Using answers to this Travel Stack Exchange question as a reference, you see that the cost of currency conversion can be as low as 1%-2% if you make the transaction with a debit card, but can be as high as 15%. So, buying 1000 euros a month would cost between 20 and 150 euros.
Examining a two year chart of the Euro-Canadian Dollar exchange rate gives us an idea of how much the currency fluctuates. Over the past two years, a euro has cost has much as $1.54 CAD and as little as $1.26 CAD, a 22% spread. Looking at it on a month-to month basis, we see that monthly changes have been as high as .05 to .07 (4-5%). As such, buying 1000 euros a month could cost 50 CAD more (or less) on a monthly basis due to variance in the exchange rate.

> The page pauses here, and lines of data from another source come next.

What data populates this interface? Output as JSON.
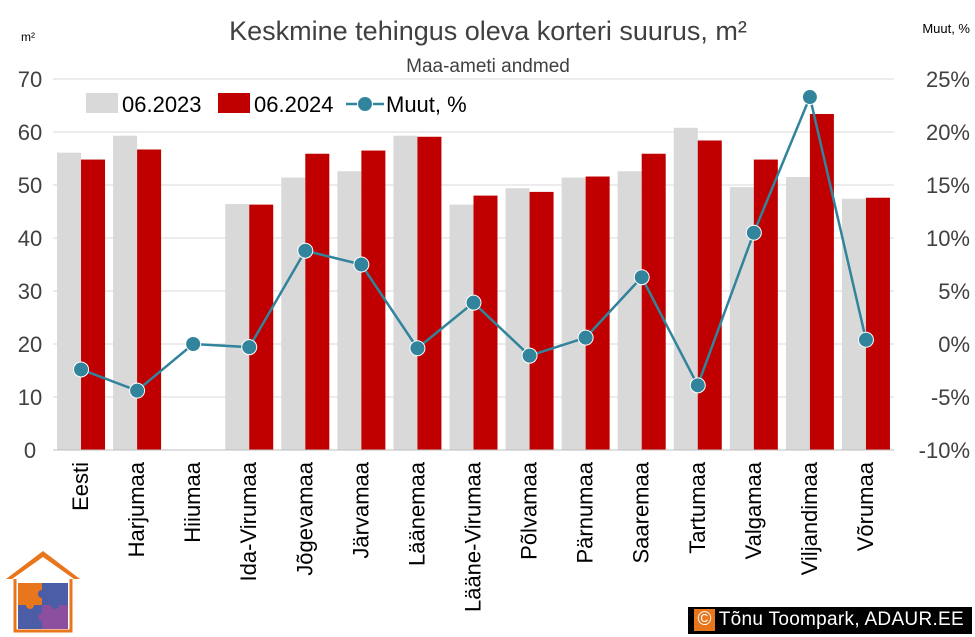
{
  "chart_data": {
    "type": "bar",
    "title": "Keskmine tehingus oleva korteri suurus, m²",
    "subtitle": "Maa-ameti andmed",
    "y_left_unit": "m²",
    "y_right_unit": "Muut, %",
    "categories": [
      "Eesti",
      "Harjumaa",
      "Hiiumaa",
      "Ida-Virumaa",
      "Jõgevamaa",
      "Järvamaa",
      "Läänemaa",
      "Lääne-Virumaa",
      "Põlvamaa",
      "Pärnumaa",
      "Saaremaa",
      "Tartumaa",
      "Valgamaa",
      "Viljandimaa",
      "Võrumaa"
    ],
    "y_left_lim": [
      0,
      70
    ],
    "y_left_ticks": [
      0,
      10,
      20,
      30,
      40,
      50,
      60,
      70
    ],
    "y_right_lim": [
      -10,
      25
    ],
    "y_right_ticks": [
      "-10%",
      "-5%",
      "0%",
      "5%",
      "10%",
      "15%",
      "20%",
      "25%"
    ],
    "grid": "horizontal",
    "legend_position": "top-left",
    "series": [
      {
        "name": "06.2023",
        "kind": "bar",
        "axis": "left",
        "color": "#d9d9d9",
        "values": [
          56.1,
          59.3,
          null,
          46.4,
          51.4,
          52.6,
          59.3,
          46.3,
          49.4,
          51.4,
          52.6,
          60.8,
          49.6,
          51.5,
          47.4
        ]
      },
      {
        "name": "06.2024",
        "kind": "bar",
        "axis": "left",
        "color": "#c00000",
        "values": [
          54.8,
          56.7,
          null,
          46.3,
          55.9,
          56.5,
          59.1,
          48.0,
          48.7,
          51.6,
          55.9,
          58.4,
          54.8,
          63.4,
          47.6
        ]
      },
      {
        "name": "Muut, %",
        "kind": "line",
        "axis": "right",
        "color": "#31849b",
        "values": [
          -2.4,
          -4.4,
          0.0,
          -0.3,
          8.8,
          7.5,
          -0.4,
          3.9,
          -1.1,
          0.6,
          6.3,
          -3.9,
          10.5,
          23.3,
          0.4
        ]
      }
    ]
  },
  "credit": {
    "symbol": "©",
    "text": "Tõnu Toompark, ADAUR.EE"
  },
  "colors": {
    "logo_roof": "#e8761c",
    "puzzle_orange": "#e8761c",
    "puzzle_blue": "#4a5da6",
    "puzzle_purple": "#8c4e9e"
  }
}
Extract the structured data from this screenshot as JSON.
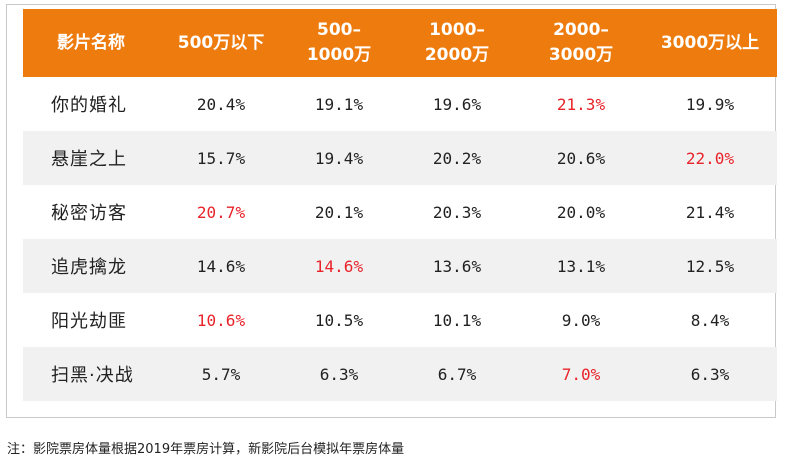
{
  "chart_data": {
    "type": "table",
    "columns": [
      "影片名称",
      "500万以下",
      "500–1000万",
      "1000–2000万",
      "2000–3000万",
      "3000万以上"
    ],
    "column_lines": [
      [
        "影片名称"
      ],
      [
        "500万以下"
      ],
      [
        "500–",
        "1000万"
      ],
      [
        "1000–",
        "2000万"
      ],
      [
        "2000–",
        "3000万"
      ],
      [
        "3000万以上"
      ]
    ],
    "rows": [
      {
        "name": "你的婚礼",
        "values": [
          "20.4%",
          "19.1%",
          "19.6%",
          "21.3%",
          "19.9%"
        ],
        "highlight_index": 3
      },
      {
        "name": "悬崖之上",
        "values": [
          "15.7%",
          "19.4%",
          "20.2%",
          "20.6%",
          "22.0%"
        ],
        "highlight_index": 4
      },
      {
        "name": "秘密访客",
        "values": [
          "20.7%",
          "20.1%",
          "20.3%",
          "20.0%",
          "21.4%"
        ],
        "highlight_index": 0
      },
      {
        "name": "追虎擒龙",
        "values": [
          "14.6%",
          "14.6%",
          "13.6%",
          "13.1%",
          "12.5%"
        ],
        "highlight_index": 1
      },
      {
        "name": "阳光劫匪",
        "values": [
          "10.6%",
          "10.5%",
          "10.1%",
          "9.0%",
          "8.4%"
        ],
        "highlight_index": 0
      },
      {
        "name": "扫黑·决战",
        "values": [
          "5.7%",
          "6.3%",
          "6.7%",
          "7.0%",
          "6.3%"
        ],
        "highlight_index": 3
      }
    ]
  },
  "footnote": "注：影院票房体量根据2019年票房计算，新影院后台模拟年票房体量",
  "colors": {
    "header_bg": "#ee7b0d",
    "header_text": "#ffffff",
    "stripe": "#f1f1f1",
    "highlight": "#e8232a"
  }
}
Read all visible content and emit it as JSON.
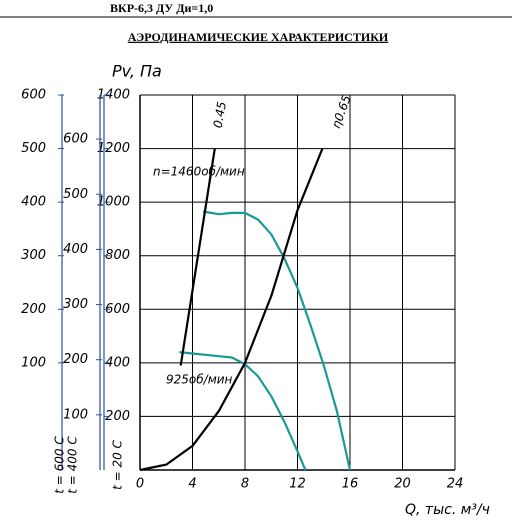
{
  "chart_data": {
    "type": "line",
    "header": "ВКР-6,3 ДУ Ди=1,0",
    "title": "АЭРОДИНАМИЧЕСКИЕ ХАРАКТЕРИСТИКИ",
    "ylabel": "Pv, Па",
    "xlabel": "Q, тыс. м³/ч",
    "yaxis_label": "t = 20 C",
    "xlim": [
      0,
      24
    ],
    "xticks": [
      0,
      4,
      8,
      12,
      16,
      20,
      24
    ],
    "ylim": [
      0,
      1400
    ],
    "yticks": [
      200,
      400,
      600,
      800,
      1000,
      1200,
      1400
    ],
    "grid": true,
    "extra_axes": [
      {
        "label": "t = 600 C",
        "ylim": [
          -100,
          600
        ],
        "yticks": [
          100,
          200,
          300,
          400,
          500,
          600
        ]
      },
      {
        "label": "t = 400 C",
        "ylim": [
          0,
          680
        ],
        "yticks": [
          100,
          200,
          300,
          400,
          500,
          600
        ]
      }
    ],
    "series": [
      {
        "name": "n=1460об/мин",
        "color": "#1a9a96",
        "x": [
          4.8,
          6,
          7,
          8,
          9,
          10,
          11,
          12,
          13,
          14,
          15,
          16
        ],
        "values": [
          965,
          955,
          960,
          960,
          935,
          880,
          790,
          680,
          540,
          390,
          220,
          0
        ]
      },
      {
        "name": "925об/мин",
        "color": "#1a9a96",
        "x": [
          3,
          4,
          5,
          6,
          7,
          8,
          9,
          10,
          11,
          12,
          12.6
        ],
        "values": [
          440,
          435,
          430,
          425,
          420,
          395,
          350,
          275,
          180,
          70,
          0
        ]
      },
      {
        "name": "0.45",
        "color": "#000000",
        "x": [
          3.1,
          5.7
        ],
        "values": [
          390,
          1200
        ]
      },
      {
        "name": "η0.65",
        "color": "#000000",
        "x": [
          0,
          2,
          4,
          6,
          8,
          10,
          12,
          13.9
        ],
        "values": [
          0,
          20,
          90,
          220,
          400,
          650,
          970,
          1200
        ]
      }
    ]
  }
}
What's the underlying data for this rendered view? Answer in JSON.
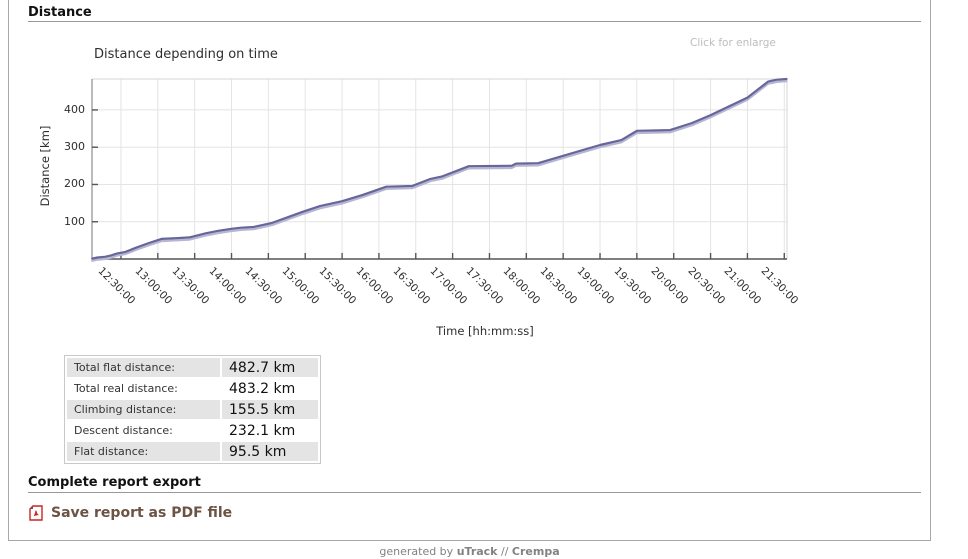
{
  "page": {
    "section_distance_title": "Distance",
    "section_export_title": "Complete report export",
    "export_link_label": "Save report as PDF file",
    "footer": {
      "prefix": "generated by ",
      "app": "uTrack",
      "sep": " // ",
      "author": "Crempa"
    }
  },
  "stats_table": {
    "rows": [
      {
        "label": "Total flat distance:",
        "value": "482.7 km"
      },
      {
        "label": "Total real distance:",
        "value": "483.2 km"
      },
      {
        "label": "Climbing distance:",
        "value": "155.5 km"
      },
      {
        "label": "Descent distance:",
        "value": "232.1 km"
      },
      {
        "label": "Flat distance:",
        "value": "95.5 km"
      }
    ]
  },
  "chart_data": {
    "type": "line",
    "title": "Distance depending on time",
    "xlabel": "Time  [hh:mm:ss]",
    "ylabel": "Distance [km]",
    "enlarge_hint": "Click for enlarge",
    "x_tick_labels": [
      "12:30:00",
      "13:00:00",
      "13:30:00",
      "14:00:00",
      "14:30:00",
      "15:00:00",
      "15:30:00",
      "16:00:00",
      "16:30:00",
      "17:00:00",
      "17:30:00",
      "18:00:00",
      "18:30:00",
      "19:00:00",
      "19:30:00",
      "20:00:00",
      "20:30:00",
      "21:00:00",
      "21:30:00"
    ],
    "x_ticks_hours": [
      12.5,
      13,
      13.5,
      14,
      14.5,
      15,
      15.5,
      16,
      16.5,
      17,
      17.5,
      18,
      18.5,
      19,
      19.5,
      20,
      20.5,
      21,
      21.5
    ],
    "y_ticks": [
      100,
      200,
      300,
      400
    ],
    "xlim_hours": [
      12.107,
      21.537
    ],
    "ylim": [
      0,
      483
    ],
    "grid": true,
    "legend": "none",
    "series": [
      {
        "name": "distance",
        "points": [
          [
            12.11,
            1
          ],
          [
            12.18,
            4
          ],
          [
            12.28,
            6
          ],
          [
            12.36,
            9
          ],
          [
            12.45,
            15
          ],
          [
            12.56,
            19
          ],
          [
            12.7,
            30
          ],
          [
            12.88,
            43
          ],
          [
            13.05,
            54
          ],
          [
            13.27,
            56
          ],
          [
            13.43,
            58
          ],
          [
            13.65,
            69
          ],
          [
            13.83,
            76
          ],
          [
            14.0,
            81
          ],
          [
            14.13,
            84
          ],
          [
            14.3,
            86
          ],
          [
            14.55,
            97
          ],
          [
            14.76,
            112
          ],
          [
            14.97,
            127
          ],
          [
            15.2,
            142
          ],
          [
            15.5,
            155
          ],
          [
            15.78,
            172
          ],
          [
            16.1,
            194
          ],
          [
            16.45,
            196
          ],
          [
            16.7,
            215
          ],
          [
            16.85,
            221
          ],
          [
            17.22,
            249
          ],
          [
            17.8,
            250
          ],
          [
            17.86,
            256
          ],
          [
            18.16,
            257
          ],
          [
            18.5,
            277
          ],
          [
            19.0,
            306
          ],
          [
            19.29,
            319
          ],
          [
            19.5,
            344
          ],
          [
            19.95,
            346
          ],
          [
            20.25,
            365
          ],
          [
            20.5,
            386
          ],
          [
            21.0,
            433
          ],
          [
            21.28,
            476
          ],
          [
            21.4,
            481
          ],
          [
            21.53,
            483
          ]
        ]
      }
    ],
    "colors": {
      "grid": "#e4e4e4",
      "border_light": "#d6d6d6",
      "axis": "#555555",
      "axis_left": "#777777",
      "line": "#66669a",
      "line_shadow": "#b6b6d4"
    }
  }
}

If we anticipate our overhead cost of currency conversion to be more than 5%, it doesn't make sense to do multiple transactions; the costs are likely to outweigh the benefits. If we can keep them under that amount, then multiple transactions are advantageous when the euro is cheaper.
The problem is somewhat analagous to that of someone who wants to make an annual investment in a mutual fund and is unsure of whether to make the purchase all at once, or to divide it over multiple purchases. One can't know for sure which way the mutual fund price is going to move over the time period Dollar cost averaging, spreading the purchase over regular intervals, is the generally accepted solution to this problem.
As such, so long as we can keep the overhead cost of currency transactions low (<5%), doing transactions on a regular basis positions ourselves to take advantage of possible drops in the price of euros and reduces the risk of buying euros when they are most expensive. If we can't keep the cost low, then currency fees would be greater than potential price drops and we would be better off doing a single transaction.